A passion for rugby and tensile steel toughness have taken a Nuuchahnulth man from the rugby fields in Victoria, British Columbia to playing professionally in Europe.
Phil Mack, 27, is a member of the Toquaht First Nation, which is located on the West Coast of Vancouver Island. Last month, he signed a professional short-term contract to play the position of scrum half for the Ospreys of Swansea, Wales.
The Ospreys play in RaboDirect Pro 12, which is home to many of the world’s best rugby clubs and top players. “This is the first time I have been looked at or been in search of a professional job,” said Mack from Wales. “I’m extremely excited that it turned out to be the Ospreys, given their caliber of play. It is a proud moment, and I’m going to work hard.”
Mack is one of three siblings and grew up in Victoria, British Columbia. His late father Sid was Nuuchahnulth, and his mother Janine is Lebanese. He started playing rugby at 16 while a student at Oak Bay High School in Victoria, where he was a stand-out scrum half. After graduating from high school, he played for the University of Victoria.

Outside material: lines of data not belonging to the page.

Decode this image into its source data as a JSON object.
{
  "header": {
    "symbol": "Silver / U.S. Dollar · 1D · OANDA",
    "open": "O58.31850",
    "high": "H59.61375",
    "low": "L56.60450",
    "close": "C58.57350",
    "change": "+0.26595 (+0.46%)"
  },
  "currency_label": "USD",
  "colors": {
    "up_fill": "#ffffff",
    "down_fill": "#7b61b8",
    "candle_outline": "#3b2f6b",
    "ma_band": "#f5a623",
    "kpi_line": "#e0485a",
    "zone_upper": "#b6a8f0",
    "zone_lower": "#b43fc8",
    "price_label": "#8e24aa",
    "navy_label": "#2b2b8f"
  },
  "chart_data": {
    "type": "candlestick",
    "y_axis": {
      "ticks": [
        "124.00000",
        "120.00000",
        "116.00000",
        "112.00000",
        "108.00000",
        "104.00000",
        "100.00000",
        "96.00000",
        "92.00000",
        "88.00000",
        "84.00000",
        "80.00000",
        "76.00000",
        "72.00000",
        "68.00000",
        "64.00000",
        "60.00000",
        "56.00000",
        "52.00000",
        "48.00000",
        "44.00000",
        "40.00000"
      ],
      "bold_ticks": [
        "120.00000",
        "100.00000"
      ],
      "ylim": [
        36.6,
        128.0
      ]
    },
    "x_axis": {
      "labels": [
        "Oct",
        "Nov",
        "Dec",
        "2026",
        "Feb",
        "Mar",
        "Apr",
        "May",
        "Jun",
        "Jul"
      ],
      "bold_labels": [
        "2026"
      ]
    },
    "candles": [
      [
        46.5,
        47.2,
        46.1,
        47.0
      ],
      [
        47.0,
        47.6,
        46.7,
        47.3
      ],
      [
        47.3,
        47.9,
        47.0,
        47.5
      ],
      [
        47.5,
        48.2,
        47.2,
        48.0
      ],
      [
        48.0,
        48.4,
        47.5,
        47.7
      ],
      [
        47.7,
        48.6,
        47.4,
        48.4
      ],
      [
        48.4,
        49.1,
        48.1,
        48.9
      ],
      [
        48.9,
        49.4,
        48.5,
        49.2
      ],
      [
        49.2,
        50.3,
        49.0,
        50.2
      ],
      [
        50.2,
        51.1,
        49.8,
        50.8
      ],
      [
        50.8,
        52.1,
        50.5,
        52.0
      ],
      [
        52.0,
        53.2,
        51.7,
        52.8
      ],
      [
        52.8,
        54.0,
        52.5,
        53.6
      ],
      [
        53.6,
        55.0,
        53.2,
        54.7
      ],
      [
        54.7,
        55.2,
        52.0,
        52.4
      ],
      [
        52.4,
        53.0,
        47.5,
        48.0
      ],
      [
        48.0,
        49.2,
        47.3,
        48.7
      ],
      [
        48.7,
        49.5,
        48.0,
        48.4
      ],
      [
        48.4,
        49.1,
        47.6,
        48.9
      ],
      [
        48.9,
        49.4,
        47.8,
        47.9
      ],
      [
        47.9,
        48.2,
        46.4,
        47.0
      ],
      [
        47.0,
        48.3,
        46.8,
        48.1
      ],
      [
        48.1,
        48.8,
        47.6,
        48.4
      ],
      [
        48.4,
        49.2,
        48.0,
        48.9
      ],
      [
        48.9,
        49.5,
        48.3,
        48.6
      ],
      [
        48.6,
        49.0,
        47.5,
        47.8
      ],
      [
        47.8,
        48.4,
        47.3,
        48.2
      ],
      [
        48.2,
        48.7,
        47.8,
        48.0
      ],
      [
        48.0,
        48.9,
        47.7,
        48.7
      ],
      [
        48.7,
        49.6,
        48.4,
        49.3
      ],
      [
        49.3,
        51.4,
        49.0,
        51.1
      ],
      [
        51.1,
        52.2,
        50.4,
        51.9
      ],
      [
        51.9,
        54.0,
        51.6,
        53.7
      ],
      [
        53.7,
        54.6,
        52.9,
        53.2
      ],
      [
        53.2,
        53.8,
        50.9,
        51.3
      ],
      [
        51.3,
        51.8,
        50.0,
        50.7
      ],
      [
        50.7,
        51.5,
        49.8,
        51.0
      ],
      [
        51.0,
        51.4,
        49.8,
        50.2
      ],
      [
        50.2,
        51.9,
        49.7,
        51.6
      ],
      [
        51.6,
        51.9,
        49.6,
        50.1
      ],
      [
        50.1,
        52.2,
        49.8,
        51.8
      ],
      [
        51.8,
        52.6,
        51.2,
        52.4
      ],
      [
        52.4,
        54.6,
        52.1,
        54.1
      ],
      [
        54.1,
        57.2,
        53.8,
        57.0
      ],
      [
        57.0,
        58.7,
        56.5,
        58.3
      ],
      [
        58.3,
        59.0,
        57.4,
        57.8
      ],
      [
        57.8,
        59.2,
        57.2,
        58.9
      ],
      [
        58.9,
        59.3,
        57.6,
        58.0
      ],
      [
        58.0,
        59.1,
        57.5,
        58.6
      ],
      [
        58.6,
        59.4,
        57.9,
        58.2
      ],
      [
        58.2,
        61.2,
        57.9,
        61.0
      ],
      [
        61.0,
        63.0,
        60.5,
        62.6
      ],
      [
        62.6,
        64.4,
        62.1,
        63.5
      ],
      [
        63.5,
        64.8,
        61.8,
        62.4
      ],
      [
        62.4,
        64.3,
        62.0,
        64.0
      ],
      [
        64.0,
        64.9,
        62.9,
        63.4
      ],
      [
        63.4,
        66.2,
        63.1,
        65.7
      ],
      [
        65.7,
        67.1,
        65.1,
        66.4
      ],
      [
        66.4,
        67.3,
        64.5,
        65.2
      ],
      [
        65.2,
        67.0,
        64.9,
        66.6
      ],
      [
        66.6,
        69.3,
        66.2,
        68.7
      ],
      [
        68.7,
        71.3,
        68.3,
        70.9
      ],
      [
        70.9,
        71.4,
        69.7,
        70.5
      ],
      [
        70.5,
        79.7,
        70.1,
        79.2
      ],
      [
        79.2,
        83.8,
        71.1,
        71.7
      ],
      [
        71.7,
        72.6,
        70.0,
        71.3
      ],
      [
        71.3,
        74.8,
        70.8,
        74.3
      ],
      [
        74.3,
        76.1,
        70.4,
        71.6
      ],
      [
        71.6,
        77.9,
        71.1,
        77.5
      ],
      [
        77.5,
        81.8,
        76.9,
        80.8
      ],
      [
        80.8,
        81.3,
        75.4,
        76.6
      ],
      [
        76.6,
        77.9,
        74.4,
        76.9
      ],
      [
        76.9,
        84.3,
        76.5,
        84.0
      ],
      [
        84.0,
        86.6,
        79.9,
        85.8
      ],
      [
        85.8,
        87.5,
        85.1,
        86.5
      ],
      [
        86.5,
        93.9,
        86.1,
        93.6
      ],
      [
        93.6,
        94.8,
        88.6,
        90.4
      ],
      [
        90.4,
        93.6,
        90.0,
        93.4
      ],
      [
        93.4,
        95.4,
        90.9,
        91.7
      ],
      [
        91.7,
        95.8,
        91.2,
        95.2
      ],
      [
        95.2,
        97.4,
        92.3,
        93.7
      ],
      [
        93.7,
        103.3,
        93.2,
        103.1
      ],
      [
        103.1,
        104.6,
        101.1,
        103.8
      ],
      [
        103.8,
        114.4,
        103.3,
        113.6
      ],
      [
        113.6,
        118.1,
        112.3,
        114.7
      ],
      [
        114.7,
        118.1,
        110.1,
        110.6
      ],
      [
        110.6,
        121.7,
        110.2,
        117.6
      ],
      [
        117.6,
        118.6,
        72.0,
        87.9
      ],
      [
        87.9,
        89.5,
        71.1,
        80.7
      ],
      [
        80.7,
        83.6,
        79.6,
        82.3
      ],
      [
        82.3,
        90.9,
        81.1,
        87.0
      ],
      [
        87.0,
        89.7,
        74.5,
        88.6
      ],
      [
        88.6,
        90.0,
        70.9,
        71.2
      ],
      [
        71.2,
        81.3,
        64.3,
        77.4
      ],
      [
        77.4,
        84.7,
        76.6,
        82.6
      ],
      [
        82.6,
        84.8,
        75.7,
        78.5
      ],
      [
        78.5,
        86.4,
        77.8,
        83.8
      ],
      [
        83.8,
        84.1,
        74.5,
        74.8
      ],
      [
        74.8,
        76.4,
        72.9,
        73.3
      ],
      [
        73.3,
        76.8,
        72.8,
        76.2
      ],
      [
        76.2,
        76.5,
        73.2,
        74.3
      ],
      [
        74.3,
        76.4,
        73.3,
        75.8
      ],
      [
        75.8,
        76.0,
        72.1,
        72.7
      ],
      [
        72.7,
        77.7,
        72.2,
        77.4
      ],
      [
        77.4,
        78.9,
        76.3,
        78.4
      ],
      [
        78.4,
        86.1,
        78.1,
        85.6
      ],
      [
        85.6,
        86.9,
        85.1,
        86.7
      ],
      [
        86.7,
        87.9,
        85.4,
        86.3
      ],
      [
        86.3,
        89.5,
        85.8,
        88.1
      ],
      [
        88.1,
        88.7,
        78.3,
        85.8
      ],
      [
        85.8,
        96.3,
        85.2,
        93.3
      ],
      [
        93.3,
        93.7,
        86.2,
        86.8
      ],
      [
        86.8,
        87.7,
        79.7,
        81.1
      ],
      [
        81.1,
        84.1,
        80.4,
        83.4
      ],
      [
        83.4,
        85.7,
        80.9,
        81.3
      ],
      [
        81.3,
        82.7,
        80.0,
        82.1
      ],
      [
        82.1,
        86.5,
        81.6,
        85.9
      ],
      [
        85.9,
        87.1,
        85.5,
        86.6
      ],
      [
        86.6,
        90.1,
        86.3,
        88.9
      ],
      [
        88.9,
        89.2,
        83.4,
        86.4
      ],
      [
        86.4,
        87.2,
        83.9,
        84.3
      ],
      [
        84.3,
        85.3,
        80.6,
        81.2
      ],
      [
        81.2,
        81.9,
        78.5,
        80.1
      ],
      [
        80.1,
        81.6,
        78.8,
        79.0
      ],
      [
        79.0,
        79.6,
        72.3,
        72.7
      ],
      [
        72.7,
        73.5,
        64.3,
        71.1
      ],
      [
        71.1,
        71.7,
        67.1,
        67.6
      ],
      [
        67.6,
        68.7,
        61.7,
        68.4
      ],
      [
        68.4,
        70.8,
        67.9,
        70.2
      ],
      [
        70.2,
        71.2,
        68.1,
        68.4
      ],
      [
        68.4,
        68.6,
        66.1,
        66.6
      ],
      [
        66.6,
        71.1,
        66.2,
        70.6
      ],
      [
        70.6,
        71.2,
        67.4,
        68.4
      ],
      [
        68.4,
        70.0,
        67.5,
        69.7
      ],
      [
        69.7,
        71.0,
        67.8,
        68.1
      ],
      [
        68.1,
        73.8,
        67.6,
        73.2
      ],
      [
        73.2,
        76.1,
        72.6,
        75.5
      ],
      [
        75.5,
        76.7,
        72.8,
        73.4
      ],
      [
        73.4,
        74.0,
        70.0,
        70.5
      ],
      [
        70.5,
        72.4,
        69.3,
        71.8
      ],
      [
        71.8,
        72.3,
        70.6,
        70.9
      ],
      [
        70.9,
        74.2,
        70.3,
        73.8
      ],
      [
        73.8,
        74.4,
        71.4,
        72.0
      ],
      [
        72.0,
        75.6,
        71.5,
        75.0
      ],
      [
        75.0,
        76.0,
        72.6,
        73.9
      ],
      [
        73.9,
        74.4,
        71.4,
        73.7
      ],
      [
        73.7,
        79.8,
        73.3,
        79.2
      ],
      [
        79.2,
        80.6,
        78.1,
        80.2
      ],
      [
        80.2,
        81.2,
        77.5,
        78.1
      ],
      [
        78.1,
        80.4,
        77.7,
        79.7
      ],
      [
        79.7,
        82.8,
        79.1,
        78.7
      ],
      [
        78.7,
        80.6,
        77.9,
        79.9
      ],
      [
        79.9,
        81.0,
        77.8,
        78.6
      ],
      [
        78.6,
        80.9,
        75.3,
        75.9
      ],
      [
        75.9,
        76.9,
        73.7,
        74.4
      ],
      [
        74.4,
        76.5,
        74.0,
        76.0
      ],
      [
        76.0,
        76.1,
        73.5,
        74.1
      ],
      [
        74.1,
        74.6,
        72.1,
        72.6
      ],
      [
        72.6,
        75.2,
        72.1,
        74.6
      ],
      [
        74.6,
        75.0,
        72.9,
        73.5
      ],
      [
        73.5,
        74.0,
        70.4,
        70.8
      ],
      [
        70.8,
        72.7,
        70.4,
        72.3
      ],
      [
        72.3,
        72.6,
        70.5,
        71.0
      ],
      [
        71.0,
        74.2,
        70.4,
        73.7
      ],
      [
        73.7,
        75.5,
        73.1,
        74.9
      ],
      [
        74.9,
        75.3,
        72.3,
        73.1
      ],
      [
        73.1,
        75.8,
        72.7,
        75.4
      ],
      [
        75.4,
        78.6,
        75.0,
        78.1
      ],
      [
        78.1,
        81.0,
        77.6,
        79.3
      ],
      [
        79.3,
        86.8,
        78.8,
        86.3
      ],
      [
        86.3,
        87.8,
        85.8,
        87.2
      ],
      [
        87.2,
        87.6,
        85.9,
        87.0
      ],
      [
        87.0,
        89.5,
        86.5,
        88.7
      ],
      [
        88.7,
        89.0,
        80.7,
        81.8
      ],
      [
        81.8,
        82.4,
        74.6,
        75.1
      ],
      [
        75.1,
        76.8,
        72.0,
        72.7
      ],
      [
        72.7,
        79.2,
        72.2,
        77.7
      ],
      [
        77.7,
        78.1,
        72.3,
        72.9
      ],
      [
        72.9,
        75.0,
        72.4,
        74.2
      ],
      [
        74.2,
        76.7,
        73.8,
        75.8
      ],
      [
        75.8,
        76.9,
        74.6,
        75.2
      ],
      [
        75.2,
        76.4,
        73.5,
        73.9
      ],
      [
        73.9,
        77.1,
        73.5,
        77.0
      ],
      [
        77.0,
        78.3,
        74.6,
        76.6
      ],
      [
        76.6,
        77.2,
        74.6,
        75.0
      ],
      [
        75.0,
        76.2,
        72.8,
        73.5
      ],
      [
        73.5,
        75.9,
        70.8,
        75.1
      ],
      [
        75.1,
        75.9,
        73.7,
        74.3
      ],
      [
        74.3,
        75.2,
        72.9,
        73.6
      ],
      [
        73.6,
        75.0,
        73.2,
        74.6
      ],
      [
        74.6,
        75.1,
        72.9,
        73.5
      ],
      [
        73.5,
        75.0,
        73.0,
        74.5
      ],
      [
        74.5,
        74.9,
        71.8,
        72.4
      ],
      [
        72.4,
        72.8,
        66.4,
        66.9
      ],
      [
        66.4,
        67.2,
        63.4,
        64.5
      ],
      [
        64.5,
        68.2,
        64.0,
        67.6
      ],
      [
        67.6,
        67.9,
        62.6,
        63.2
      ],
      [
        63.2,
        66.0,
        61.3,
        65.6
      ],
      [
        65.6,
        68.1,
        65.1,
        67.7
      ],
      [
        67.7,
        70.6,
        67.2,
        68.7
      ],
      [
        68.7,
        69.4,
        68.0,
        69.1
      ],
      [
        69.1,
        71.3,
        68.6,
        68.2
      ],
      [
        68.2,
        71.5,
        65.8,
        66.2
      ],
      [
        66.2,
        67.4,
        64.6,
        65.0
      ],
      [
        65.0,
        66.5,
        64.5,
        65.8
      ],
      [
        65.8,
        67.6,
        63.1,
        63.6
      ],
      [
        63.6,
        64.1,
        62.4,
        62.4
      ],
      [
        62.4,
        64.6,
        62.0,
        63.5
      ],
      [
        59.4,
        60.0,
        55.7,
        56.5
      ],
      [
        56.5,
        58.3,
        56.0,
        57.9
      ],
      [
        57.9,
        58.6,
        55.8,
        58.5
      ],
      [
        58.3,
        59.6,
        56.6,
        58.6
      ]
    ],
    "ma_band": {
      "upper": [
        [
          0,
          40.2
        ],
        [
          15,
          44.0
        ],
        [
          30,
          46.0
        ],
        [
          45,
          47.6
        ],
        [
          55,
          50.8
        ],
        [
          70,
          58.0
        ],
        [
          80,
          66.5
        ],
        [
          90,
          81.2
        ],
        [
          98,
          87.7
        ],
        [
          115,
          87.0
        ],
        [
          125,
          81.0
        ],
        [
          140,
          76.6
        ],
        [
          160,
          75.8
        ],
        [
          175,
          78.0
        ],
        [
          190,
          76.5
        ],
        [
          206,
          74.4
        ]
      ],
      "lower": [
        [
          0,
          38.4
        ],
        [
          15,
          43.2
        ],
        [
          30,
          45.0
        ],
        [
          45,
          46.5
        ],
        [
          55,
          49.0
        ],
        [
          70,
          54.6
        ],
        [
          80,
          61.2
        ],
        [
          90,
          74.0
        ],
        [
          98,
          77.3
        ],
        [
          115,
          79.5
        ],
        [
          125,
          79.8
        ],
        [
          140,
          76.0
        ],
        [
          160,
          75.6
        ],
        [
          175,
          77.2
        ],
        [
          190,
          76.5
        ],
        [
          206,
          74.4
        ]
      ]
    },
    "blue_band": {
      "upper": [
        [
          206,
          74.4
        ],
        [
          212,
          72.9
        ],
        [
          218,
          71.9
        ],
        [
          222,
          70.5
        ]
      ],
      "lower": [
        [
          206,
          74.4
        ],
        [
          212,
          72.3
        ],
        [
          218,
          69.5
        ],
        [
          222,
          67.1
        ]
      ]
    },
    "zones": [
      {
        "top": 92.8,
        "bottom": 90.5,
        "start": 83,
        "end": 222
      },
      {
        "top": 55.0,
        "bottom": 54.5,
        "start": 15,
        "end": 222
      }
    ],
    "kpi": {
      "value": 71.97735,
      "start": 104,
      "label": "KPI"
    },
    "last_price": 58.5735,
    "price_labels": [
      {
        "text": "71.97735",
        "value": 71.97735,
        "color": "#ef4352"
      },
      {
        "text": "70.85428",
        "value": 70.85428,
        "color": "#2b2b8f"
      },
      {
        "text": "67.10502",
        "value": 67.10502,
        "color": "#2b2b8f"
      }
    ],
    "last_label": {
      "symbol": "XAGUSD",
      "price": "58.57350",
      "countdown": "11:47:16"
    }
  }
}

In four years with UVic, Mack played nationally and internationally for Canada. He’s been a member of Canada’s national team since 2007, and was part of a gold medal team in the Pan American Games in 2012.
“Phil was a very exciting player for us, he won us many games on individual effort,” said UVic head coach Doug Tate. “He’s a very talented offensive and defensive player. He plays at 100 miles per-hour and with a lot of passion.”

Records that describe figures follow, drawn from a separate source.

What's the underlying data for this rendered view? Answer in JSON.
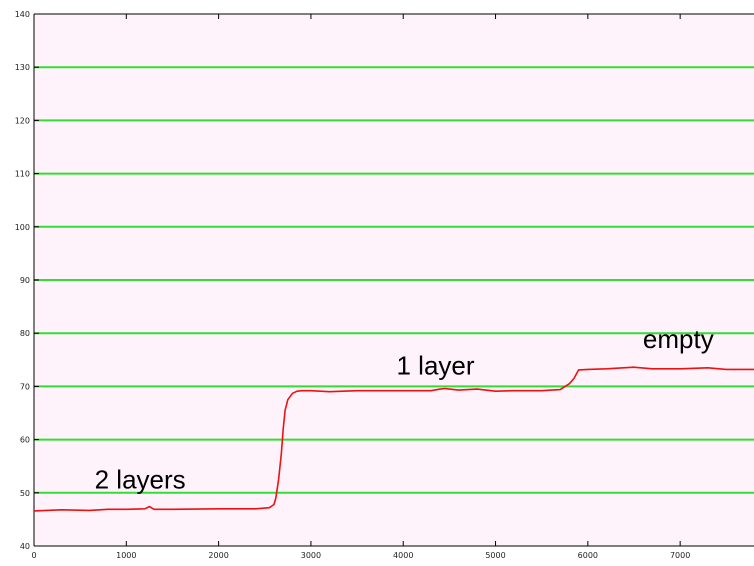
{
  "chart_data": {
    "type": "line",
    "title": "",
    "xlabel": "",
    "ylabel": "",
    "xlim": [
      0,
      7800
    ],
    "ylim": [
      40,
      140
    ],
    "x_ticks": [
      0,
      1000,
      2000,
      3000,
      4000,
      5000,
      6000,
      7000
    ],
    "y_ticks": [
      40,
      50,
      60,
      70,
      80,
      90,
      100,
      110,
      120,
      130,
      140
    ],
    "grid": "horizontal",
    "colors": {
      "plot_background": "#fff3fb",
      "grid": "#33dd33",
      "line": "#ee1111",
      "axes": "#000000"
    },
    "series": [
      {
        "x": [
          0,
          300,
          600,
          800,
          1000,
          1200,
          1250,
          1300,
          1500,
          2000,
          2400,
          2550,
          2600,
          2620,
          2650,
          2680,
          2700,
          2720,
          2750,
          2800,
          2850,
          2900,
          3000,
          3200,
          3500,
          4000,
          4300,
          4400,
          4450,
          4500,
          4600,
          4800,
          5000,
          5200,
          5500,
          5700,
          5800,
          5850,
          5900,
          6000,
          6200,
          6500,
          6700,
          7000,
          7300,
          7500,
          7800
        ],
        "y": [
          46.6,
          46.8,
          46.7,
          46.9,
          46.9,
          47.0,
          47.4,
          46.9,
          46.9,
          47.0,
          47.0,
          47.2,
          47.8,
          49.0,
          52.5,
          57.5,
          62.0,
          65.5,
          67.5,
          68.7,
          69.1,
          69.2,
          69.2,
          69.0,
          69.2,
          69.2,
          69.2,
          69.5,
          69.6,
          69.5,
          69.3,
          69.5,
          69.1,
          69.2,
          69.2,
          69.4,
          70.5,
          71.5,
          73.1,
          73.2,
          73.3,
          73.6,
          73.3,
          73.3,
          73.5,
          73.2,
          73.2
        ]
      }
    ],
    "annotations": [
      {
        "text": "2 layers",
        "x": 1150,
        "y": 50.8
      },
      {
        "text": "1 layer",
        "x": 4350,
        "y": 72.2
      },
      {
        "text": "empty",
        "x": 6980,
        "y": 77.2
      }
    ]
  }
}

Other aboriginals have also played at a high level. Bob Ross is a former Canadian National rugby player who earned 58 caps for Canada, and was named captain twice. Rod Snow played the prop position and earned 62 caps for Canada from 1995 to 2007.
Rugby teaches intangible skills that transcend the game, Mack said. “It teaches you respect, commitment and how to work for what you want.”